Thanks for the continued discussion around this proposal, it is good to see the community engaged in an active discussion about an important topic.
A lot of feedback relates to doubts about the specific criteria being robust enough to select for top candidates and/or that it may unfairly advantage incumbents. This is admittedly a limitation of this first iteration as we currently have a limited set of attestations or objective data to leverage and we need to continue to collect data about which attestations/data serve as the strongest indicators of performance. We will continue to build towards a more robust graph of attestations and upcoming elections will further build our understanding of which attestations are useful when evaluating candidates. Having more robust data about this will also allow us to expand selection criteria to rely less on previous participation and move towards more open-merit-based criteria (which was an acknowledged tradeoff in this first iteration.) We would love to see continued discussion about the type of selection criteria delegates would be supportive of and/or find more useful.
We would like to clarify some of the feedback about the use random selection, or “sortition,” as a small component within this proposal. Importantly, this is not a sortition experiment. In fact, we acknowledge that the use of sortition here is a sub-optimal and temporary mechanism to be replaced in future iterations.
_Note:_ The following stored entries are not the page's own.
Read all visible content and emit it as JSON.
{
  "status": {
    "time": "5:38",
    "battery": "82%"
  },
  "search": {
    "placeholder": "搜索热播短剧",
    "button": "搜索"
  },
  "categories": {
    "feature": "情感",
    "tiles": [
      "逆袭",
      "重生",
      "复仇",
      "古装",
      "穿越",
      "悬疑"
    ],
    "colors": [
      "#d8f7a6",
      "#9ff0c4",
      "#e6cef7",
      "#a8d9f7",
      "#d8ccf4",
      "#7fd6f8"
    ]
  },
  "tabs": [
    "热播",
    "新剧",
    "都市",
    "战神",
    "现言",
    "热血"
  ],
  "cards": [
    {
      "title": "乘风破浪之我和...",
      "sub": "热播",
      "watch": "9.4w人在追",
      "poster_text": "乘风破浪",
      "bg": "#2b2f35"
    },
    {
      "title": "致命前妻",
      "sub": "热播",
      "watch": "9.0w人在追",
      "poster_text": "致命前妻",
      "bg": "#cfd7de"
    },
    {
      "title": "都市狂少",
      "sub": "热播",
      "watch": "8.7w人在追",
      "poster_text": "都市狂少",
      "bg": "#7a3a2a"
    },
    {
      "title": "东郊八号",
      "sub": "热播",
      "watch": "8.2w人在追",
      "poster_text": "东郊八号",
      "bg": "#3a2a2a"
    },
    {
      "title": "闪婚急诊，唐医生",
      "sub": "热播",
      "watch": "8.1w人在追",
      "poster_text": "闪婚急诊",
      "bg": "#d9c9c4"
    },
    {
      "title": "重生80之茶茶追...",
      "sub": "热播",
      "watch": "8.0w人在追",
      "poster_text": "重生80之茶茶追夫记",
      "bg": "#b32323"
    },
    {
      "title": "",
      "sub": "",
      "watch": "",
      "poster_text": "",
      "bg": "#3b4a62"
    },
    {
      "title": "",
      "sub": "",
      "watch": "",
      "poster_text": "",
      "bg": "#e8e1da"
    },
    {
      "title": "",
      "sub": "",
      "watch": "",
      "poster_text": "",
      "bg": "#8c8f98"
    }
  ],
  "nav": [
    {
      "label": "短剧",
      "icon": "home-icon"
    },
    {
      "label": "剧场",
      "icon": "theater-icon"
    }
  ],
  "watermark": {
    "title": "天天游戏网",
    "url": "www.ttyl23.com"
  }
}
Sampling is a temporary mechanism to be used only until we collect enough information on attestations to be able to incorporate a rank order into the selection mechanism itself.
We have experimented with sortition before (see here and here) - in instances where we used a sample to approximate the full population in a way that is robust to manipulation and has individual fairness properties.
The goal within this proposal is simply to (temporarily) use random selection to determine a set of final members from the list of eligible (and opt-ed) in members without relying on the Foundation or a process that mimics an election (application process.) This experiment is meant to test the use of an attestation-based selection mechanism (similar to what we did with the Collective Feedback Commission members), which ultimately will not use random sampling.